JERUSALEM, Feb. 26 (Xinhua) -- A rare, 700-year-old ring bearing the image of St. Nicolas, popularly known as Santa Claus, has been discovered by a gardener in northern Israel, the country's Antiquities Authority said on Monday.
A statement released by the Antiquities Authority described the ring as an "impressive, intact bronze ring from the Middle Ages." The seal-ring bears an image of a bald man with a staff next to him.
"On preliminary examination, this seems to be St. Nicholas holding a bishop's crook - his hallmark," according to Dr. Yana Tchekhanovetz, an archaeologist with the Antiquities Authority and an expert on the Byzantine period. "The ring probably belonged to a pilgrim who sought protection from St. Nicholas on his travels."
St. Nicholas was the patron saint of travelers in the Eastern Christian world. Pilgrims to the Holy Land from the Byzantine Empire - which included Turkey, the Balkans, Greece and present-day Russia - would carry his icon to protect them from harm, Tchekhanovetz said.

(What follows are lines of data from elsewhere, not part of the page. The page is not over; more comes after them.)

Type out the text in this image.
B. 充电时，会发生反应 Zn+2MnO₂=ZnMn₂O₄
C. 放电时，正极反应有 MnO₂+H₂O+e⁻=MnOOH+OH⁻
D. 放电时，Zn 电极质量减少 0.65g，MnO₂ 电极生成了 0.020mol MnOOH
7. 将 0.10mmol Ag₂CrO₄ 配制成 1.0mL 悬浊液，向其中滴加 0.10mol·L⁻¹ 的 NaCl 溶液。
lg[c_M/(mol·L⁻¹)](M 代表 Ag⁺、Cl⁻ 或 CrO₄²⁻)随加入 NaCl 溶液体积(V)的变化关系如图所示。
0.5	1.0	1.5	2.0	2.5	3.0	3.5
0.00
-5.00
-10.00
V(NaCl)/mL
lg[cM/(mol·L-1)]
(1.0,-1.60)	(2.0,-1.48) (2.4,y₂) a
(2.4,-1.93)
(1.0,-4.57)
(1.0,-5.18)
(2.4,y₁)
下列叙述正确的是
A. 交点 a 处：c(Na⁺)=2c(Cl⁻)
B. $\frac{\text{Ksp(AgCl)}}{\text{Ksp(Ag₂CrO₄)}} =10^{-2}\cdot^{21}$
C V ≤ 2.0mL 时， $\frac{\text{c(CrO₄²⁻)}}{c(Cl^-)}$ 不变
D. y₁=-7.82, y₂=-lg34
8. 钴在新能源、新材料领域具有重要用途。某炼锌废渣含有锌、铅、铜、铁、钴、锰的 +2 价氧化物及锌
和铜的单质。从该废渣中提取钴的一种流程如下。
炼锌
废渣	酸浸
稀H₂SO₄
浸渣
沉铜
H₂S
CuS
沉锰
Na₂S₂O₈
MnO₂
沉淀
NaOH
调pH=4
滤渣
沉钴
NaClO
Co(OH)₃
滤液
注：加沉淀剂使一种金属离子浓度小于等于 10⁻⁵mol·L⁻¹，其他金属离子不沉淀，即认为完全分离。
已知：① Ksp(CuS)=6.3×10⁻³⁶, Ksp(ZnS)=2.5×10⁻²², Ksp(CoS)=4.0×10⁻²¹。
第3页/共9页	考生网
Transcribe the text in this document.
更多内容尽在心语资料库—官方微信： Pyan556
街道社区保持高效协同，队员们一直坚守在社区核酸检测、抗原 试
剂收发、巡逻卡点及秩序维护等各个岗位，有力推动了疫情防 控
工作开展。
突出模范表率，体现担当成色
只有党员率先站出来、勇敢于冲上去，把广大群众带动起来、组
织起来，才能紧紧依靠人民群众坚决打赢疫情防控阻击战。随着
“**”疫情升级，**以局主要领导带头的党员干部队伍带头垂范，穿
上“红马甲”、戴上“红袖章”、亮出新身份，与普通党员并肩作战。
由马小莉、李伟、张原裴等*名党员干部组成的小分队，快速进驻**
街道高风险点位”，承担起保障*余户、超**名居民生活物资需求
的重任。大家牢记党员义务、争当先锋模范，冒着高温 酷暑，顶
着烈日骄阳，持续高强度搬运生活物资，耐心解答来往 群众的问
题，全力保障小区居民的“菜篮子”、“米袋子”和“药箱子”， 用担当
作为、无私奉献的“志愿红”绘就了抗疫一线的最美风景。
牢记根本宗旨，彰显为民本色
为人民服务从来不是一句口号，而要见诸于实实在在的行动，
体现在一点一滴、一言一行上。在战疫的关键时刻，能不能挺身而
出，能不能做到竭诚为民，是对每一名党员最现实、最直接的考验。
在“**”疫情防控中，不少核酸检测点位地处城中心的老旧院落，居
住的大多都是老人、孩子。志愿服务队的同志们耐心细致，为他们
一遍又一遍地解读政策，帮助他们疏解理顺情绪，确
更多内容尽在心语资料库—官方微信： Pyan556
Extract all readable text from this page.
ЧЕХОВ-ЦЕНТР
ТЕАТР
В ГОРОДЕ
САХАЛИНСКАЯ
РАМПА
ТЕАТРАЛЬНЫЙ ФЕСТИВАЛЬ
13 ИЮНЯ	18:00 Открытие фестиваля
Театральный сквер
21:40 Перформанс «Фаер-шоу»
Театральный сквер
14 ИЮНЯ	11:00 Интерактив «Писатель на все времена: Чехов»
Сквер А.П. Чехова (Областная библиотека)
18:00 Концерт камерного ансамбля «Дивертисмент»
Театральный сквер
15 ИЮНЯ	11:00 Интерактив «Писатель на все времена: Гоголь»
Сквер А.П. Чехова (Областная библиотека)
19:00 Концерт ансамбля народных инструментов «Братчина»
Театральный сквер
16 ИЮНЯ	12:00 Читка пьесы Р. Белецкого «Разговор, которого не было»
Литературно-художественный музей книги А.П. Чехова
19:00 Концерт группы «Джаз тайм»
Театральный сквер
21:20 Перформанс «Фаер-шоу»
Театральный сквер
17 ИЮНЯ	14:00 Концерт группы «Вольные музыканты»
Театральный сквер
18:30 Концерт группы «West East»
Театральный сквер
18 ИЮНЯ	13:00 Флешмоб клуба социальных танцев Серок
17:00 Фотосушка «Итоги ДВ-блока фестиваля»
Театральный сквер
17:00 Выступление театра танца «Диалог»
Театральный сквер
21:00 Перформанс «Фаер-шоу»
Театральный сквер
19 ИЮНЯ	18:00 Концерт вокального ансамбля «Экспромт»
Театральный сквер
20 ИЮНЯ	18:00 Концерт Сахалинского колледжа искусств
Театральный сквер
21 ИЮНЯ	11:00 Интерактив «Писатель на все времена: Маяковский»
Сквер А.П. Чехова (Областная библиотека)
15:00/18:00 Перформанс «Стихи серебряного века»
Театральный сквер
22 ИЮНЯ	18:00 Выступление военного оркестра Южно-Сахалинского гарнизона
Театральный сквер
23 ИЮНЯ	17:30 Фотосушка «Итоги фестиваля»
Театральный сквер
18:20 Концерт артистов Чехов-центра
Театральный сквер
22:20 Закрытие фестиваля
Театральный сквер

It is the first ring with the image of St. Nicolas to be discovered in Israel.
The unusual artifact was found by Dekel Ben-Shitrit, 26, as he was weeding a plot in HaYogev, a community in the Jezreel Valley, on Thursday.
He posted a photograph of the ring on Facebook, hoping to get some information about it. His neighbor then helped him contact with researchers from the Antiquities Authority.
According to Yotam Tepper, an expert on Roman roads, "the main Roman road from Legio to Mount Tabor passed next to Ha'Yogev, and the road must also have been used throughout the centuries by Christian pilgrims on their way to the sites on Mount Tabor, Nazareth and around the Sea of Galilee."